Non-farm payrolls report highlights for May 2021:

unemployment rate
  • Prior was 266K (revised to 278K)
  • Unemployment rate 5.8% vs 5.9% expected
  • Prior unemployment rate 6.1%
  • Participation rate 61.6% vs 61.8% expected (was 62.8% pre-pandemic)
  • Prior participation rate 61.7%
  • Underemployment rate 10.2% vs 10.4% prior
  • Average hourly earnings +0.5% m/m vs +0.2% expected
  • Average hourly earnings +2.0% y/y vs +1.6% expected
  • Average weekly hours 34.9 vs 34.9 expected
  • Two month net revision +27K
  • Change in private payrolls +492K vs +610K expected
  • Change in manufacturing payrolls +23K vs +25K expected
  • Long-term unemployed at 3.8m vs 4.2m prior
  • The employment-population ratio, at 58.0% vs 57.9% prior (61% before pandemic)
  • Full report

The drop in the unemployment rate is only because of falling labor force participation, which isn't something you want to see. This is a disappointing number but it's not some kind of catastrophe, it's well within the accepted range.

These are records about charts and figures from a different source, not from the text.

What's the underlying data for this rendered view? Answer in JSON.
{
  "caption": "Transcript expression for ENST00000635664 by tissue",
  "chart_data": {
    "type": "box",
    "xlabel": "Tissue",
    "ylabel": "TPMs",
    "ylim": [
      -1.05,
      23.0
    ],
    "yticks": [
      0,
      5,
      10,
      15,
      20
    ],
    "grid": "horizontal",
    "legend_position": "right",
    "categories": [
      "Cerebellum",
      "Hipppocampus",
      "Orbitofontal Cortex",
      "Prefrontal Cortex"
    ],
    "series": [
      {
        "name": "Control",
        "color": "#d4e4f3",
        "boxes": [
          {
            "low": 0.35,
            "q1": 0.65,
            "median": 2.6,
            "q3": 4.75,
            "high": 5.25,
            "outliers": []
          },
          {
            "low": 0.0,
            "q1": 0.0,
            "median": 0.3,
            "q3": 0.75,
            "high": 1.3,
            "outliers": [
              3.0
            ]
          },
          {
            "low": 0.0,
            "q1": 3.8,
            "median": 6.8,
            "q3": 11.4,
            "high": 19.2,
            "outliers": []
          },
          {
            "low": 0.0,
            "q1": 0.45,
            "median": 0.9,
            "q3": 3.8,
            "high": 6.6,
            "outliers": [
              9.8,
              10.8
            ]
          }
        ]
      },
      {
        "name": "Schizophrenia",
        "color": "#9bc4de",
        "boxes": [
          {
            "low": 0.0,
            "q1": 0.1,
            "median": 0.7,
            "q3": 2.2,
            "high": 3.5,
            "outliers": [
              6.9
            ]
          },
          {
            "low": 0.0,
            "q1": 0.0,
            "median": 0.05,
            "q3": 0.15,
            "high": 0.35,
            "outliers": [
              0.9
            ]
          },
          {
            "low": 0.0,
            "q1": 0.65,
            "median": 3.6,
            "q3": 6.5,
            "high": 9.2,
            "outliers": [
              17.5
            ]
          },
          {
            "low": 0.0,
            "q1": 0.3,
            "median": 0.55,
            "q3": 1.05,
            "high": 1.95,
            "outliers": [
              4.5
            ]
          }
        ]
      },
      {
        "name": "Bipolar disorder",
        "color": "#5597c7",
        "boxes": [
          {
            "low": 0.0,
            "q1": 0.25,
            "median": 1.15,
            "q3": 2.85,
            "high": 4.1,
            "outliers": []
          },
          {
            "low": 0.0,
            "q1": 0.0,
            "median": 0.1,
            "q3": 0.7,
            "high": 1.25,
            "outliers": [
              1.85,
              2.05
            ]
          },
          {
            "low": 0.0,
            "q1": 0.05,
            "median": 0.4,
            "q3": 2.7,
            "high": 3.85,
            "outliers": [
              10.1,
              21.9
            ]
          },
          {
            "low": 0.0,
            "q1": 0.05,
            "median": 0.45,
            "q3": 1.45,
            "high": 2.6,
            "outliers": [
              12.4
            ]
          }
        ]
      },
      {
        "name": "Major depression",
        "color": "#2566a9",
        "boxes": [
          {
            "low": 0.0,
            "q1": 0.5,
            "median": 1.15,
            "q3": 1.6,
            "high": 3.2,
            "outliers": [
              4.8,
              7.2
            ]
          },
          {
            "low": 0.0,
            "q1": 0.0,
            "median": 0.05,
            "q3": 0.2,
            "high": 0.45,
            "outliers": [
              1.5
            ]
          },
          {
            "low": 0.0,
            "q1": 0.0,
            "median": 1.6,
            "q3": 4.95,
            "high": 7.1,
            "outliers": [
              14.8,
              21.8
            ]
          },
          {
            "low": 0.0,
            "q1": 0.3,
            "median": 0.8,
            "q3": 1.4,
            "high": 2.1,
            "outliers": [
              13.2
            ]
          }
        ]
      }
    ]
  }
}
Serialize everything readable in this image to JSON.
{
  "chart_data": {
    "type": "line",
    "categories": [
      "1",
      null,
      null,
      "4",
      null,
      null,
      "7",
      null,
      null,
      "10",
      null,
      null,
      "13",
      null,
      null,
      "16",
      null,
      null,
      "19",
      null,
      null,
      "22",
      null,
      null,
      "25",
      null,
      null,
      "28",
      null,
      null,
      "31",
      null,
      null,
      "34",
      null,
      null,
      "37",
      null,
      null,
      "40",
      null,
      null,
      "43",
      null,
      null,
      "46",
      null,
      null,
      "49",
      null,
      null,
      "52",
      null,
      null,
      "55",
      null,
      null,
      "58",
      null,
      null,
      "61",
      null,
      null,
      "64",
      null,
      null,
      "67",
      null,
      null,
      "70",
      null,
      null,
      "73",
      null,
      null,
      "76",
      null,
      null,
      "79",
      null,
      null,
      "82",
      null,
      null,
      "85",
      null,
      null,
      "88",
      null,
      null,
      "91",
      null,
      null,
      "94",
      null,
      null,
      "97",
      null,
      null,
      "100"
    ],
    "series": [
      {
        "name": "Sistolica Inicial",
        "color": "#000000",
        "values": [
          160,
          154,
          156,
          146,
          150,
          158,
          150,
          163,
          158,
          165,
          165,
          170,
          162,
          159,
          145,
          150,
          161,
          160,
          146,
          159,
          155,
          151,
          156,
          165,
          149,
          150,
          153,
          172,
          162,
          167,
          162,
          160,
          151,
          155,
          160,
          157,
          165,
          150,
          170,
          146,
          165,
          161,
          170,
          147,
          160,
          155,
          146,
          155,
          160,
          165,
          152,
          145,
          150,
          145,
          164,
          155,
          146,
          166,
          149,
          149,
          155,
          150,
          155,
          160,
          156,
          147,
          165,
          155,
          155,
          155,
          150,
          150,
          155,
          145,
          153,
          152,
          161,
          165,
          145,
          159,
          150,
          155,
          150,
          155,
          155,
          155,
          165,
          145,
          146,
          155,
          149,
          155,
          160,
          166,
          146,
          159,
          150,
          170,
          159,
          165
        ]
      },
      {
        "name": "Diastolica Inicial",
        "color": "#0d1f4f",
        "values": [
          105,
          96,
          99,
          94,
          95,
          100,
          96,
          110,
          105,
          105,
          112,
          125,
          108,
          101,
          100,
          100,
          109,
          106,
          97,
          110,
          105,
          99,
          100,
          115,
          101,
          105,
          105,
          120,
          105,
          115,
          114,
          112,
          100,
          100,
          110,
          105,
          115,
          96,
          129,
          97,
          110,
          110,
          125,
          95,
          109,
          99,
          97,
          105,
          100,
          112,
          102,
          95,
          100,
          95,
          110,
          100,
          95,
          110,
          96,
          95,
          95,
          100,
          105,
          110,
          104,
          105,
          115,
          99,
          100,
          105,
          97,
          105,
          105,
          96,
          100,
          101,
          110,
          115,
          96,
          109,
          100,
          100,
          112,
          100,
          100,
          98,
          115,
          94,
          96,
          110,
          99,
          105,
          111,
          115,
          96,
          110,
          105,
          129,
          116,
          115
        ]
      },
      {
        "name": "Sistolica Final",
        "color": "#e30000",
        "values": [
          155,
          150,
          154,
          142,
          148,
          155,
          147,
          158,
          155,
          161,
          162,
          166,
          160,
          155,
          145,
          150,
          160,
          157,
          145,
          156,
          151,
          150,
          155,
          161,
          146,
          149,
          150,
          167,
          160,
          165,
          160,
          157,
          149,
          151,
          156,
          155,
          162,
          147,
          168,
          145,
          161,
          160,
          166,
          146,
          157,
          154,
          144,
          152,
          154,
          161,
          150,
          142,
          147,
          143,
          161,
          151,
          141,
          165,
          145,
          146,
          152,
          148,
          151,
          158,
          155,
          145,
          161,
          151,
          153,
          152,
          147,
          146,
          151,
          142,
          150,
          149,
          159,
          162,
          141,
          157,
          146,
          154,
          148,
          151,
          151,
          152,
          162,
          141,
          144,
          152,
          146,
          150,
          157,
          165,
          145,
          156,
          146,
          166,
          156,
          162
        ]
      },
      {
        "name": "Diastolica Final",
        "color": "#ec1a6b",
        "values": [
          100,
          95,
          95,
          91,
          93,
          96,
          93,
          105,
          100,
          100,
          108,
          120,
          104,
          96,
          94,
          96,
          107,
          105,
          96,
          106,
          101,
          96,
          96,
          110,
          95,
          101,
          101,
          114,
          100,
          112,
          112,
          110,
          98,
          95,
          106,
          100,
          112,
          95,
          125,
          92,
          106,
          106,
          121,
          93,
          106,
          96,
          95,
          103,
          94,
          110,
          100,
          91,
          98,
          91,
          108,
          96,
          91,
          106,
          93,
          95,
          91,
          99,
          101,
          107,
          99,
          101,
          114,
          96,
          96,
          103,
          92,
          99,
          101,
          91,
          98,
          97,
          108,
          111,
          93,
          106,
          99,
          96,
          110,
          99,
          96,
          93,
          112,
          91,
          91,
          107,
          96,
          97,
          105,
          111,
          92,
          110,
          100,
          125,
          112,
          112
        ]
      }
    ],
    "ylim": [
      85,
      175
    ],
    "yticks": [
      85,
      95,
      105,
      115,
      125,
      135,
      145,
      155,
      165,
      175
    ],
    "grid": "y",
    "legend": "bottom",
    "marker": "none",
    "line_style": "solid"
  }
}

It's a goldilocks number for stocks because it pushes a taper further off the table but doesn't point to a slowdown in the economy.

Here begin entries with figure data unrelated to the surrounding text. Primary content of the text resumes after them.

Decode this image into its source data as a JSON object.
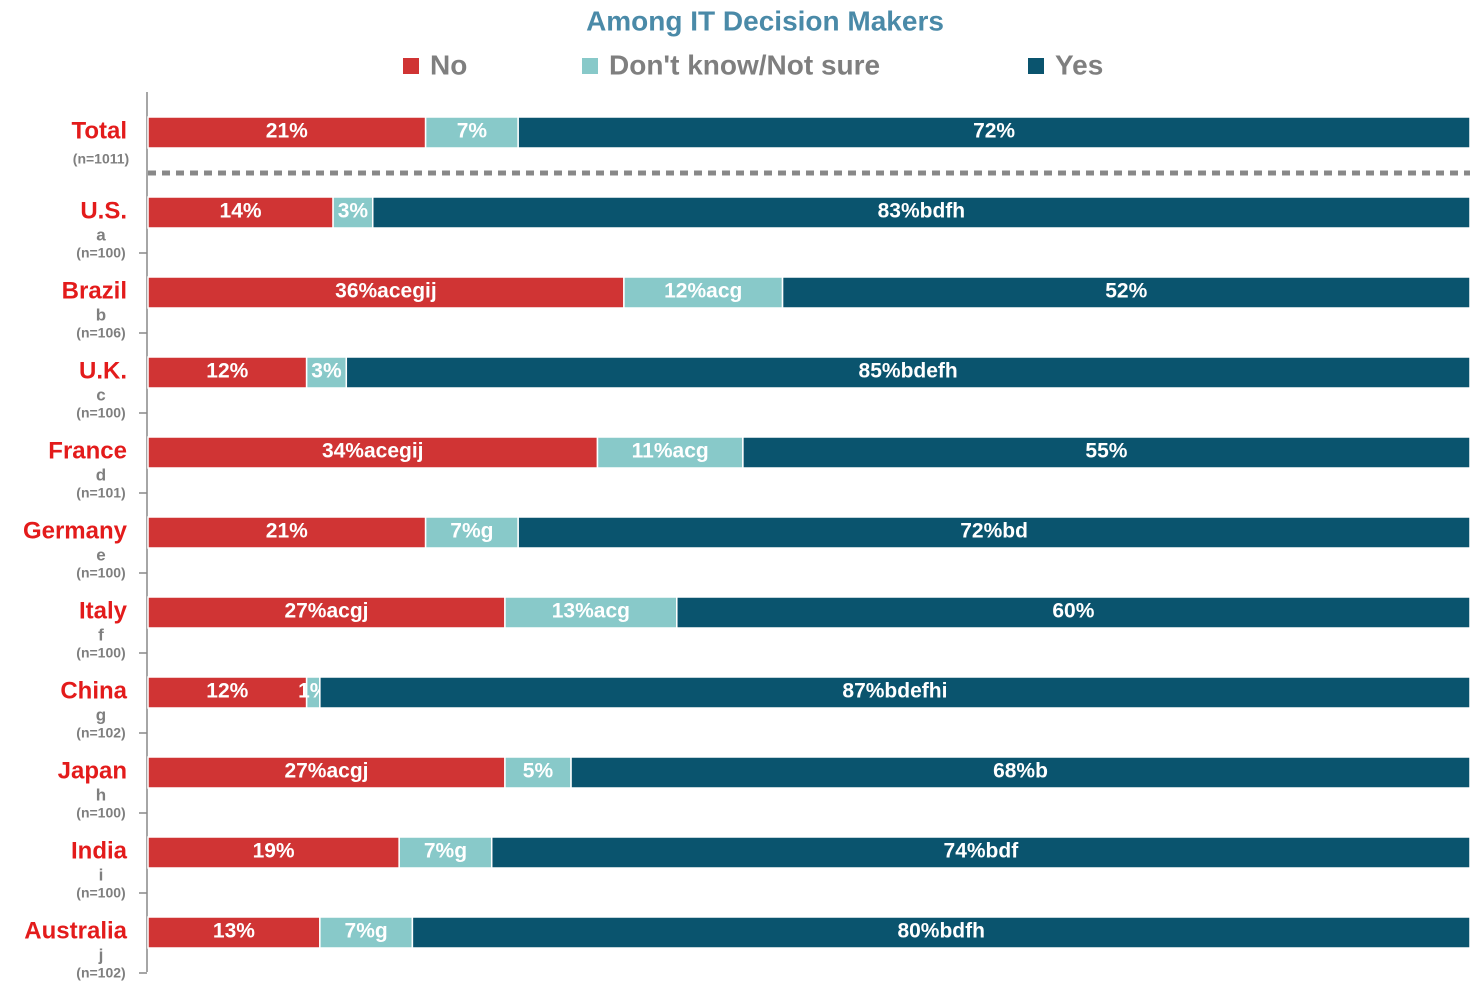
{
  "chart_data": {
    "type": "stacked_bar_horizontal",
    "title": "Among IT Decision Makers",
    "categories": [
      "Total",
      "U.S.",
      "Brazil",
      "U.K.",
      "France",
      "Germany",
      "Italy",
      "China",
      "Japan",
      "India",
      "Australia"
    ],
    "category_letters": [
      null,
      "a",
      "b",
      "c",
      "d",
      "e",
      "f",
      "g",
      "h",
      "i",
      "j"
    ],
    "category_bases": [
      "(n=1011)",
      "(n=100)",
      "(n=106)",
      "(n=100)",
      "(n=101)",
      "(n=100)",
      "(n=100)",
      "(n=102)",
      "(n=100)",
      "(n=100)",
      "(n=102)"
    ],
    "xlim": [
      0,
      100
    ],
    "series": [
      {
        "name": "No",
        "color": "#d03434",
        "values": [
          21,
          14,
          36,
          12,
          34,
          21,
          27,
          12,
          27,
          19,
          13
        ],
        "value_labels": [
          "21%",
          "14%",
          "36%acegij",
          "12%",
          "34%acegij",
          "21%",
          "27%acgj",
          "12%",
          "27%acgj",
          "19%",
          "13%"
        ]
      },
      {
        "name": "Don't know/Not sure",
        "color": "#88c9c9",
        "values": [
          7,
          3,
          12,
          3,
          11,
          7,
          13,
          1,
          5,
          7,
          7
        ],
        "value_labels": [
          "7%",
          "3%",
          "12%acg",
          "3%",
          "11%acg",
          "7%g",
          "13%acg",
          "1%",
          "5%",
          "7%g",
          "7%g"
        ]
      },
      {
        "name": "Yes",
        "color": "#0a546e",
        "values": [
          72,
          83,
          52,
          85,
          55,
          72,
          60,
          87,
          68,
          74,
          80
        ],
        "value_labels": [
          "72%",
          "83%bdfh",
          "52%",
          "85%bdefh",
          "55%",
          "72%bd",
          "60%",
          "87%bdefhi",
          "68%b",
          "74%bdf",
          "80%bdfh"
        ]
      }
    ]
  }
}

That said, I would have hoped that the April-May reopening in the US economy would have led to much more than an average of +418K jobs in those two months.

The US dollar is down 25-35 pips across the board after the headlines.

The non-seasonally adjusted number was 973K. The average non-seasonally adjusted number has been 634K above the headline in the past 10 years in May.

Biden will speak about the jobs report at 10:15 am ET, just like he did last month.